# Does the GLOA have any advantage over the Solovay-Kitaev algorithm?

The Solvay Kitaev algorithm was discovered long before the Group Leaders Optimization algorithm and it has some nice theoretical properties. As far as I understand, both have exactly the same goals: given a finite dimensional unitary operator, they decompose the operator into basic quantum gates. I couldn't find any theoretical results about the time complexity or convergence time or error bounds for the GLOA as such. Does the latter (GLOA) have any practical advantage over the former at all, in terms of convergence time or anything?
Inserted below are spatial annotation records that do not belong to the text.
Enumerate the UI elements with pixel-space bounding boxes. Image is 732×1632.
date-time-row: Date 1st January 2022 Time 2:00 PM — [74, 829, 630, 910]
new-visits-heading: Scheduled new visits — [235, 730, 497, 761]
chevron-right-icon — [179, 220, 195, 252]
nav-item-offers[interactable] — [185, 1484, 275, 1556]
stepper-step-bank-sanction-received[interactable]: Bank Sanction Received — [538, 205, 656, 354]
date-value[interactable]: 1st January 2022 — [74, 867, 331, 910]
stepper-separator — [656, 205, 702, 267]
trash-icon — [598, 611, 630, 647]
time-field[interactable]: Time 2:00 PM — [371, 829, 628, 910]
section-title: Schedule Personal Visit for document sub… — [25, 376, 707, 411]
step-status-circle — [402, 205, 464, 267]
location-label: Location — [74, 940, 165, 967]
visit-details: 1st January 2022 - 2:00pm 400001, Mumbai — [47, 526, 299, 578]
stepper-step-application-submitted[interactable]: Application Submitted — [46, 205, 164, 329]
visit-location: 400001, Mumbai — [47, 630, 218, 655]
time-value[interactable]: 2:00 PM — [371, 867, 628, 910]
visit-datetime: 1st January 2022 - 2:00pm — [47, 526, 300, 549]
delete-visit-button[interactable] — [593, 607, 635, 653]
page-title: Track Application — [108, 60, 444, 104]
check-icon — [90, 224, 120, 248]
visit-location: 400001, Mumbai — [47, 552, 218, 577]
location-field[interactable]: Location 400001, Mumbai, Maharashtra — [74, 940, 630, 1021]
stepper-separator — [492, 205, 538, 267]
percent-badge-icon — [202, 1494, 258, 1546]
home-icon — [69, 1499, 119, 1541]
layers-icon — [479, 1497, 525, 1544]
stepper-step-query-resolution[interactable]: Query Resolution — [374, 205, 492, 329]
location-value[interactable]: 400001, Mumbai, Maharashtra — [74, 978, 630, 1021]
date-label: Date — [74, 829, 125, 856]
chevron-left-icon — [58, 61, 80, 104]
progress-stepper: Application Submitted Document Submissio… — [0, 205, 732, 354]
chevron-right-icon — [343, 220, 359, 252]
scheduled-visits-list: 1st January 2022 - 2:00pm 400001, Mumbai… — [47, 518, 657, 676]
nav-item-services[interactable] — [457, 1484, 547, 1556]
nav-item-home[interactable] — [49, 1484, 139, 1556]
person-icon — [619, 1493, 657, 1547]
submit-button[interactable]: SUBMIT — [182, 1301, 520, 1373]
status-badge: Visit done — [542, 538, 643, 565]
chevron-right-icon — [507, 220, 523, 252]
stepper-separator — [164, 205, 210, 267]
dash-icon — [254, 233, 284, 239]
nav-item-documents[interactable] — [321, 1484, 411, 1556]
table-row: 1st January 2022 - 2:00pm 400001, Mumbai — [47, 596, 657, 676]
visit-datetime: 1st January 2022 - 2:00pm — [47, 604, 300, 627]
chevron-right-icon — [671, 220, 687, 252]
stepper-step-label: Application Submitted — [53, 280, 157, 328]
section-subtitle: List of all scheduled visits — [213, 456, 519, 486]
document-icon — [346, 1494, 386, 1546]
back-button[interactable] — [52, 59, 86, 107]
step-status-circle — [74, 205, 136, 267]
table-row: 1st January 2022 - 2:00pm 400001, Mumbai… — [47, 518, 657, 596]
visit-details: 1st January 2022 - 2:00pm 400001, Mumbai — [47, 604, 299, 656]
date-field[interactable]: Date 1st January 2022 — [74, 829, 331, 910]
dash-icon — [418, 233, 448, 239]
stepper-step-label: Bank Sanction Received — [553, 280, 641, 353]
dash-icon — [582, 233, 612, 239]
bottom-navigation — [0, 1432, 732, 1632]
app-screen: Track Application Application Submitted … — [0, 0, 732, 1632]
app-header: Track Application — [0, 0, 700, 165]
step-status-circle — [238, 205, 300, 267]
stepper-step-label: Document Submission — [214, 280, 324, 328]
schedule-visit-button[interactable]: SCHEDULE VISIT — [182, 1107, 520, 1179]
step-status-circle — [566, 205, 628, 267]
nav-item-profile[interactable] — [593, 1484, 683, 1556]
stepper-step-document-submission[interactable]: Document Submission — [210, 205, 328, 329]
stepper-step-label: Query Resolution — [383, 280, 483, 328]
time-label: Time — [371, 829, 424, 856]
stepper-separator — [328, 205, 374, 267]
P.S: For a detailed description of the GLOA, see: Understanding the Group Leaders Optimization Algorithm

• I don’t know anything about GLOA, but nowadays there are better algorithms than Solovay-Kitaev – DaftWullie Oct 22 '18 at 5:46
• As a side question, do you have any link to resources about these algorithms? Or at least their name? @DaftWullie – Adrien Suau Oct 22 '18 at 6:53
• @Nelimee Sure, I just had to be on a decent computer to find the link I had. Try this one: arxiv.org/abs/1212.6253 – DaftWullie Oct 22 '18 at 8:50
• Thanks! But even if the algorithm is better in terms of complexity, it does not replace the SK algorithm. I though you were speaking of an algorithm as general as SK. – Adrien Suau Oct 22 '18 at 9:32
• @Nelimee the Ross-Selinger algorithm is not just better in terms of complexity than the Solvay-Kitaev algorithm, it has been implemented in practice and is very fast (were talking seconds to achieve errors in the $10^{-3}$ range and is the standard tool for doing approximate circuit synthesis on Clifford+T gate sets. In what way does it not replace the SK algorithm? – Condo Jul 7 '20 at 19:01

On the other hand the SK algorithm is an exact or deterministic algorithm with polynomial complexity in $$O(\log(1/\epsilon))$$ where $$\epsilon$$ is the desired accuracy of the quantum gate. The SK algorithm (unlike heuristic algorithms) takes advantage of the fact that quantum gates are elements of the unitary group $$U(d)$$, which is a Lie group and therefore a smooth manifold in which one can make conclusions about the geometry and distance between points.
GLOA's may have advantages when engineering quantum circuits as it may be possible to incorporate other desired aspects of circuit design into the optimization. However, they will not be as efficient nor optimal as the SK algorithm (or the more powerful number theoretic approximation algorithms for $$U(d)$$).